Joshua made his best attempt at adjusting to his new life and his remaining family did what they could. His aunt took him to Washington DC to see the AIDS Memorial Quilt which included panels memorializing Joseph. Joshua also appeared as a guest on the Gordon Elliott Show where the topic was having homosexual parents. As Joshua pushed through the pain, he began acting out and his behavior became something the family couldn’t gain control over.
Joshua dealt daily with feelings of anger, rage, regret and despair. He started getting in trouble, skipping school, chasing girls, drinking and drugs. It wasn’t long before Joshua ended up in an outward-bound program in Idaho for troubled youth. He was successful in the program, however, when he returned to Michigan, his uncle had kicked him out.
Where the Outcome is Nearly Always Death or Prison
With nowhere else to go Joshua went back into a “system” merciless on teens nearing adulthood. At age 17, Joshua permanently moved in with an older “friend” and was introduced to a lifestyle where drugs and guns were as typical as toilet paper. When the “friend” stole his truck, Joshua knew he could no longer stay there. He turned to another acquaintance who introduced him to a group that agreed to take Joshua in.

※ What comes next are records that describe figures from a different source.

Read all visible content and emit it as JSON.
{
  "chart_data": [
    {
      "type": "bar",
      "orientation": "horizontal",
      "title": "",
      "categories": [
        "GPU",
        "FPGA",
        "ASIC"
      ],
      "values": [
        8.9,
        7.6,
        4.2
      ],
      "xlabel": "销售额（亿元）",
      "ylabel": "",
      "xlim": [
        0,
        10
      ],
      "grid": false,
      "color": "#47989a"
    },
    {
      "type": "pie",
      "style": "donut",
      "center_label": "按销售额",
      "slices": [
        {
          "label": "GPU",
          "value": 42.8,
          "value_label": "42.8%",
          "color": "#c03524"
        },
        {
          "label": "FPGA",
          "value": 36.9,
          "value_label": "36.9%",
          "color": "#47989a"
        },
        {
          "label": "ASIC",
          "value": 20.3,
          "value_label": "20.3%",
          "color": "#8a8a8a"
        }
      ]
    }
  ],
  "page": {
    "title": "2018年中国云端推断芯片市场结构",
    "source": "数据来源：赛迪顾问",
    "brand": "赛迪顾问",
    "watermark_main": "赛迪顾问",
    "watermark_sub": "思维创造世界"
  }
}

For the first time in a long time, Joshua felt he was part of a family. Indifferent to the fact that his new family was a gang (referred to as the IGMs or Insane Gangster Mafia), Joshua belonged. He had spent many years living in chaos and struggling to find acceptance and love. The gang lifestyle boasted many qualities that were very attractive to the nomadic teen. But Joshua’s motivation was simple, if not conventional: instant family/best friends and steadfast loyalty. Joshua immediately developed the mind-set that, in exchange for the complimentary acceptance furnished by the IGM’s, Joshua would do whatever it took to fit into gang.